Incidentally, I’m not saying there’s nothing to criticise in the US healthcare system — just that Reinhart’s framing is tendentious.
And what of his main argument? “The real crisis,” he notes, is not that public health has been politicised. “It is that it has not been politicised nearly enough.” You read that right — “not nearly enough”. Later on, he declares that we must “aggressively” politicise public health.
Remember when 1,000 ‘experts’ signed an open letter supporting BLM protests in the middle of a pandemic — on the grounds that “white supremacy is a lethal public health issue”? Or when a group of virologists dismissed the possibility of a lab leak despite one of them writing in private that it was “so friggin’ likely”? Reinhart apparently doesn’t consider this level of politicisation sufficient.
He says “there can never be an apolitical approach to public health”. But this is hardly a deep insight. There can never be an “apolitical” approach to any field that relates to politics, but that doesn’t mean such fields should be politicised — a different concept. While public health scientists are perfectly entitled to their political views, they ought to keep them separate from the science itself. In the two examples above, they didn’t do this.
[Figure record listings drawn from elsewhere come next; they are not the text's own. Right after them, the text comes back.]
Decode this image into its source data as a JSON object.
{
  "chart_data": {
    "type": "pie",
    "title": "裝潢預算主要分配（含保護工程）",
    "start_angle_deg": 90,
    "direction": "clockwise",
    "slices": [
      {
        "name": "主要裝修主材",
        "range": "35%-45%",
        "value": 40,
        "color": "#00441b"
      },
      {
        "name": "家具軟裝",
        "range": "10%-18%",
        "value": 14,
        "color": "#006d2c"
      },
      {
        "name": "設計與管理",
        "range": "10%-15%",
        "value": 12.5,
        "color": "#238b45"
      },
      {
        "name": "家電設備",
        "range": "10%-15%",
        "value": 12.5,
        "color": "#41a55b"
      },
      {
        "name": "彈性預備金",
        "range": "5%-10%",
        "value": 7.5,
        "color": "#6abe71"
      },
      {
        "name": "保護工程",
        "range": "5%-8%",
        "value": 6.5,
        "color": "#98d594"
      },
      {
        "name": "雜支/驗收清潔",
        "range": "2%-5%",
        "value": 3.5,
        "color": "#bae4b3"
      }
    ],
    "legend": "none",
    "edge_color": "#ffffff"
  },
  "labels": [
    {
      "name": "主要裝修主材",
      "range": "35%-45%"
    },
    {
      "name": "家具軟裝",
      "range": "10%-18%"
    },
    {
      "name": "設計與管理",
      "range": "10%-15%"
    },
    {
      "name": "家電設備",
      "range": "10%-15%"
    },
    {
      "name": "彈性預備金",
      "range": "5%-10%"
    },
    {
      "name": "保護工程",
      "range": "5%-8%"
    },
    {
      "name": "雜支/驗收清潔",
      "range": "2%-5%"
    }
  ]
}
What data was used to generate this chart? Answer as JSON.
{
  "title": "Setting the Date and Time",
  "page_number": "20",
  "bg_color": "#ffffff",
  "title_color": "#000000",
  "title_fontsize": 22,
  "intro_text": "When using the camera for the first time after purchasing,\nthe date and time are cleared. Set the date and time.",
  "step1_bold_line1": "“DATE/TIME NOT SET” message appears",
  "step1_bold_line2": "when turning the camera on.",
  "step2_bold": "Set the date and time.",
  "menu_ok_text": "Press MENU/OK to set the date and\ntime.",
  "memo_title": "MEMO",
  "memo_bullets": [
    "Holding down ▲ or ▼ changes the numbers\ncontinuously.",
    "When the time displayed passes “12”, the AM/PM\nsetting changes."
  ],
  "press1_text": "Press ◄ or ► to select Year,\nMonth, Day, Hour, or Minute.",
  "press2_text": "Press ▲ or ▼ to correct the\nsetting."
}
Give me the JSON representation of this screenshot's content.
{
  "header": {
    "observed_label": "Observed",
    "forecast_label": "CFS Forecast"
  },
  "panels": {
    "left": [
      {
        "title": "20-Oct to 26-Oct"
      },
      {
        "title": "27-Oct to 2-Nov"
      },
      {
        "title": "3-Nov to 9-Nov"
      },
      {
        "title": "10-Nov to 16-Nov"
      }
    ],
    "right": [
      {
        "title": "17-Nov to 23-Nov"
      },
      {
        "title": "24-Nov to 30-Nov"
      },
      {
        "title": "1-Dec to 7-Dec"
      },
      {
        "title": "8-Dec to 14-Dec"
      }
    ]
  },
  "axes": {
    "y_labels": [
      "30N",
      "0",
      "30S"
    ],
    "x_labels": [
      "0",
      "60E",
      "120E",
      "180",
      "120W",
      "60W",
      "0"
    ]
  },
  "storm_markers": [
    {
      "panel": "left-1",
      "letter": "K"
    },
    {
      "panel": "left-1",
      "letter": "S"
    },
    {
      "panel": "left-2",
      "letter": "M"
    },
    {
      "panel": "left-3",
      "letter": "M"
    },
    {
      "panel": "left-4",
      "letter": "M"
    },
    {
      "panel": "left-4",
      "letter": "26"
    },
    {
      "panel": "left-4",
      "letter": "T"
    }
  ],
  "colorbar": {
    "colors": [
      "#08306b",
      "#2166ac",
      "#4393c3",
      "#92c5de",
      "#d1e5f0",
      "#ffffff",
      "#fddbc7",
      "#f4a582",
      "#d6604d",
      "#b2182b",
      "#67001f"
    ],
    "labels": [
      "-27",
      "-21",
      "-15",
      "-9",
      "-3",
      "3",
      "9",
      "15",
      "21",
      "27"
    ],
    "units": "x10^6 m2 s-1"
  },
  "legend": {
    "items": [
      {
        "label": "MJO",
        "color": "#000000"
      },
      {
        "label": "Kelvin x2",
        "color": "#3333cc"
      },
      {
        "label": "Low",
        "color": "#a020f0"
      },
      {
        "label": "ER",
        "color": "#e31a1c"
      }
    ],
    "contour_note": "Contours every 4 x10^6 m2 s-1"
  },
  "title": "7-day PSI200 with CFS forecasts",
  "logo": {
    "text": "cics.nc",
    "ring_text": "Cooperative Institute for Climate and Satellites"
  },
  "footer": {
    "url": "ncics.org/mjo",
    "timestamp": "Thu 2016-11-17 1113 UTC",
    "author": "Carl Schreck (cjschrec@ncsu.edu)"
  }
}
The fact is that public health, along with other areas of science and medicine, became highly politicised during the pandemic and the Great Awokening — which has led to a dramatic loss of trust among political conservatives.

The charts above show the percentage of Americans who have “a great deal” of confidence in the scientific community (left) and the medical community (right), broken down by party. Since 2018, Republicans have become far less confident in the scientific community and somewhat less confident in the medical community. Meanwhile, Democrats have become more confident in both groups.
Such polarisation can’t be a good thing for America. And Reinhart’s solution is: double down. He complains about the Trump administration’s “dismantling of public-health systems” without asking why so many Americans might support such a policy in the first place. Could it be that they see public-health systems as… politicised?